Later in the episode, the remainder of the Night’s Watch and the Eastwatch by the Sea gang mosey in to let everyone know the Night King should be arriving in less than a day. Oh, man. Not much time left to prepare. Hey, Three-Eyed Raven. Thanks for the heads up. AGAIN!

We need to roll a LOT of sixes. (Game Of Thrones, Season 8)
Buckle Up For Incompetent Strategy

Are you still on the hate train? We are pulling in to our final stop, the war room. The Axis & Allies pieces are on the board, and someone really took a lot of time carving all of those Night King tokens. Here’s where it all comes together.
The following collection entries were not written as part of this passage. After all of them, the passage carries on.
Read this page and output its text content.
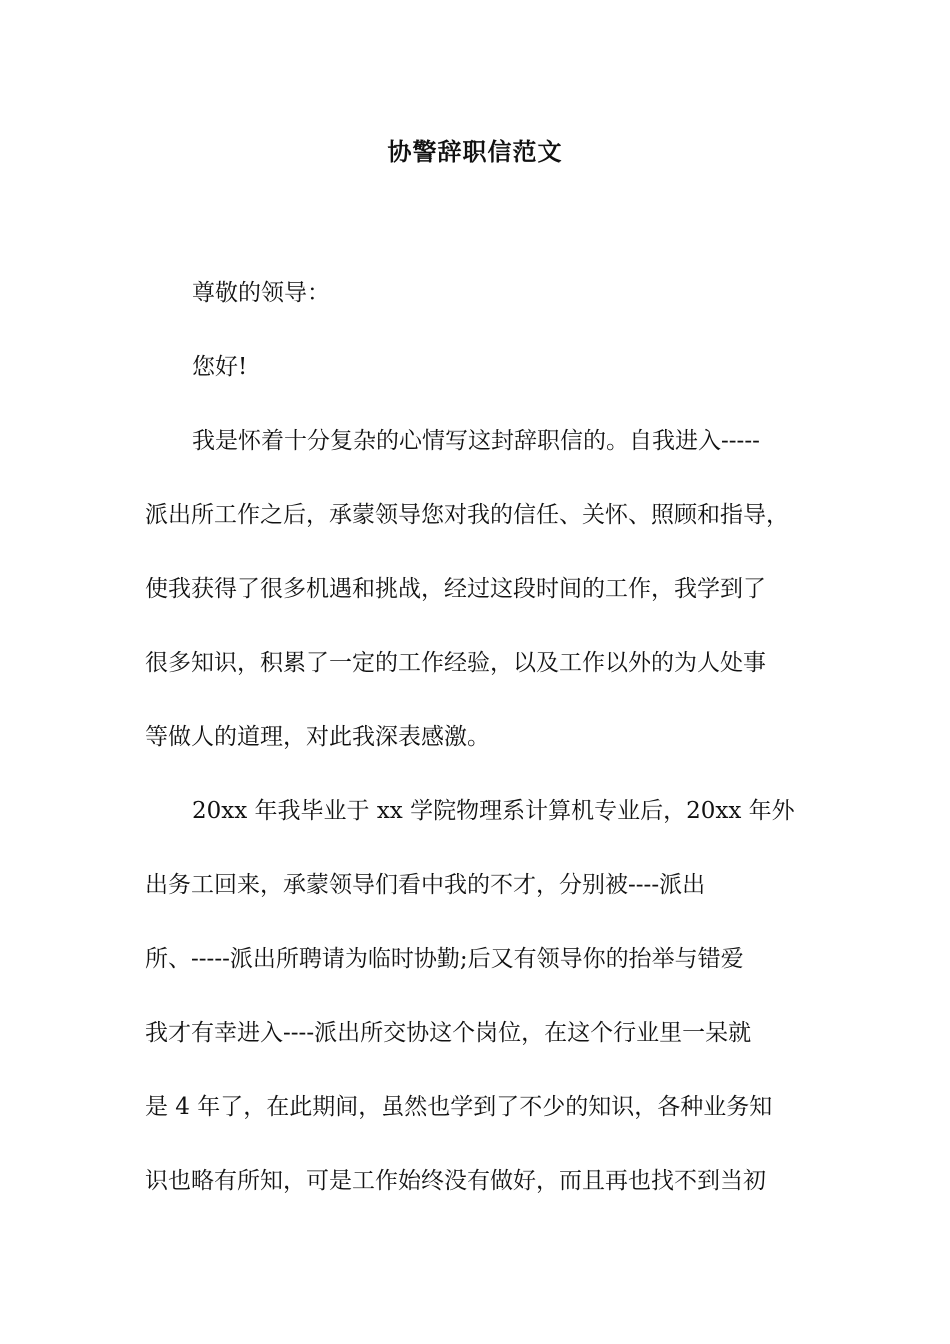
协警辞职信范文
尊敬的领导：
您好!
我是怀着十分复杂的心情写这封辞职信的。自我进入-----
派出所工作之后，承蒙领导您对我的信任、关怀、照顾和指导，
使我获得了很多机遇和挑战，经过这段时间的工作，我学到了
很多知识，积累了一定的工作经验，以及工作以外的为人处事
等做人的道理，对此我深表感激。
20xx 年我毕业于 xx 学院物理系计算机专业后，20xx 年外
出务工回来，承蒙领导们看中我的不才，分别被----派出
所、-----派出所聘请为临时协勤;后又有领导你的抬举与错爱
我才有幸进入----派出所交协这个岗位，在这个行业里一呆就
是 4 年了，在此期间，虽然也学到了不少的知识，各种业务知
识也略有所知，可是工作始终没有做好，而且再也找不到当初
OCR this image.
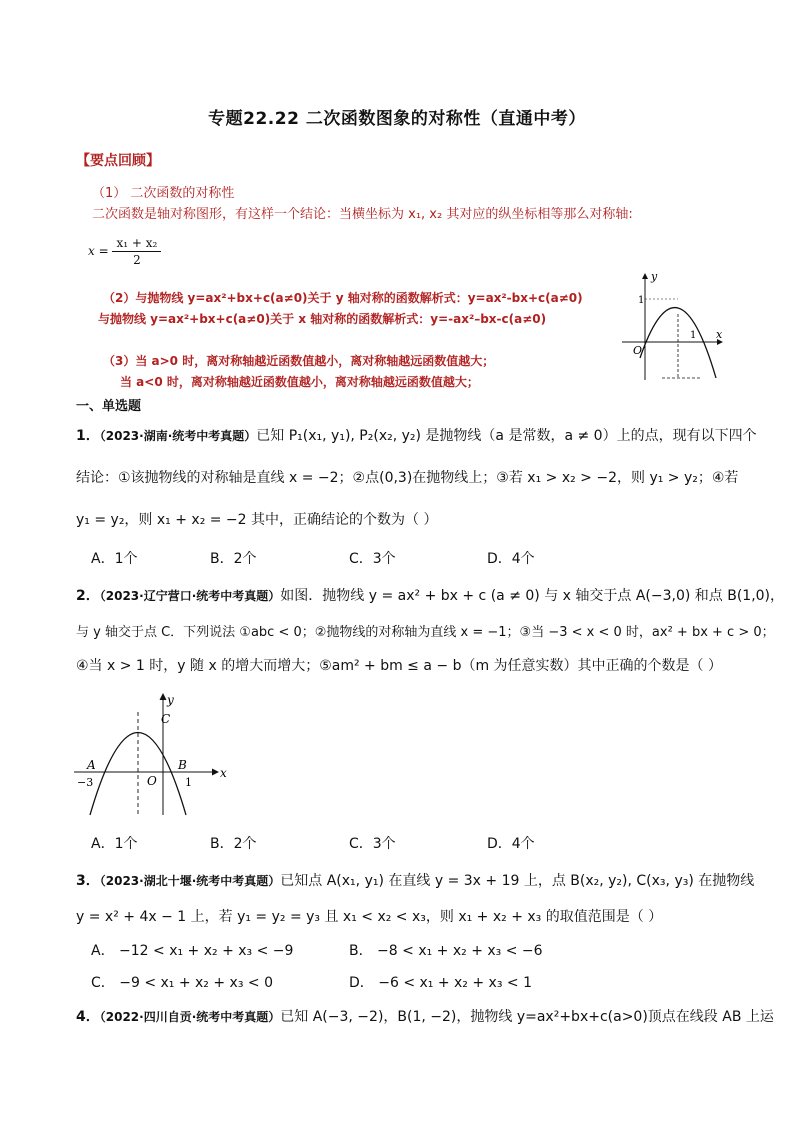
专题22.22 二次函数图象的对称性（直通中考）
【要点回顾】
（1） 二次函数的对称性
二次函数是轴对称图形，有这样一个结论：当横坐标为 x₁, x₂ 其对应的纵坐标相等那么对称轴:
$x = \frac{\text{x₁ + x₂}}{2}$
（2）与抛物线 y=ax²+bx+c(a≠0)关于 y 轴对称的函数解析式：y=ax²-bx+c(a≠0)
与抛物线 y=ax²+bx+c(a≠0)关于 x 轴对称的函数解析式：y=-ax²–bx-c(a≠0)
（3）当 a>0 时，离对称轴越近函数值越小，离对称轴越远函数值越大；
当 a<0 时，离对称轴越近函数值越小，离对称轴越远函数值越大；
y
x
O
1
1
一、单选题
1．（2023·湖南·统考中考真题）已知 P₁(x₁, y₁), P₂(x₂, y₂) 是抛物线（a 是常数，a ≠ 0）上的点，现有以下四个
结论：①该抛物线的对称轴是直线 x = −2；②点(0,3)在抛物线上；③若 x₁ > x₂ > −2，则 y₁ > y₂；④若
y₁ = y₂，则 x₁ + x₂ = −2 其中，正确结论的个数为（ ）
A．1个	B．2个	C．3个	D．4个
2．（2023·辽宁营口·统考中考真题）如图．抛物线 y = ax² + bx + c (a ≠ 0) 与 x 轴交于点 A(−3,0) 和点 B(1,0)，
与 y 轴交于点 C．下列说法 ①abc < 0；②抛物线的对称轴为直线 x = −1；③当 −3 < x < 0 时，ax² + bx + c > 0；
④当 x > 1 时，y 随 x 的增大而增大；⑤am² + bm ≤ a − b（m 为任意实数）其中正确的个数是（ ）
y
x
O
A	B
C
−3	1
A．1个	B．2个	C．3个	D．4个
3．（2023·湖北十堰·统考中考真题）已知点 A(x₁, y₁) 在直线 y = 3x + 19 上，点 B(x₂, y₂), C(x₃, y₃) 在抛物线
y = x² + 4x − 1 上，若 y₁ = y₂ = y₃ 且 x₁ < x₂ < x₃，则 x₁ + x₂ + x₃ 的取值范围是（ ）
A． −12 < x₁ + x₂ + x₃ < −9	B． −8 < x₁ + x₂ + x₃ < −6
C． −9 < x₁ + x₂ + x₃ < 0	D． −6 < x₁ + x₂ + x₃ < 1
4．（2022·四川自贡·统考中考真题）已知 A(−3, −2)，B(1, −2)，抛物线 y=ax²+bx+c(a>0)顶点在线段 AB 上运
A month, maybe two, of careful planning. Thousands of weapons crafted. Trenches dug. Battlements reinforced. So the plan is…

Ahem. Three-Eyed Raven here. Thought I should tell you guys the Night King is really after yours truly. He wants to erase the entire history of Westeros, and that’s pretty much me. I think I’ll chill by the weirwood to lure him in. You guys can figure out how to make that work in a few hours, right? Cool.

Yet again, not one person questions why Bran (I’m gonna call you Bran again just to piss you off now!) would wait until the last second to drop this bombshell on them. Instead, Jon decides to scrap whatever plan he originally had for the dragons and have his best two weapons lie in wait while Bran is guarded by a small band of the least proficient fighters in his arsenal.

Sun Tzu weeps.

Things are gonna be totally chill down in the crypt (Game Of Thrones, Season 8)

That’s where we stand. The dead are led by a King of herculean strength and resolve who commands an ever-growing army of relentless berserkers, while the best potential weapon for the living is a know-it-all who chooses to sit alone and stare. The only feasible rationale for Bran’s inaction would be even worse. Is Bran holding back because he has a super-secret plan? Have all of the characters we have spent a decade watching become simple pawns in a Bran vs. Night King chess game?

If I have any hopes to left to give, I sure hope that ain’t the case.

Ty Pearson

Ty Pearson is a househusband who has written four obnoxious punk albums and placed third in the UIL 2A State Headline Writing competition. He once drank some beers with Mojo Nixon, Jello Biafra and Kris Kristofferson.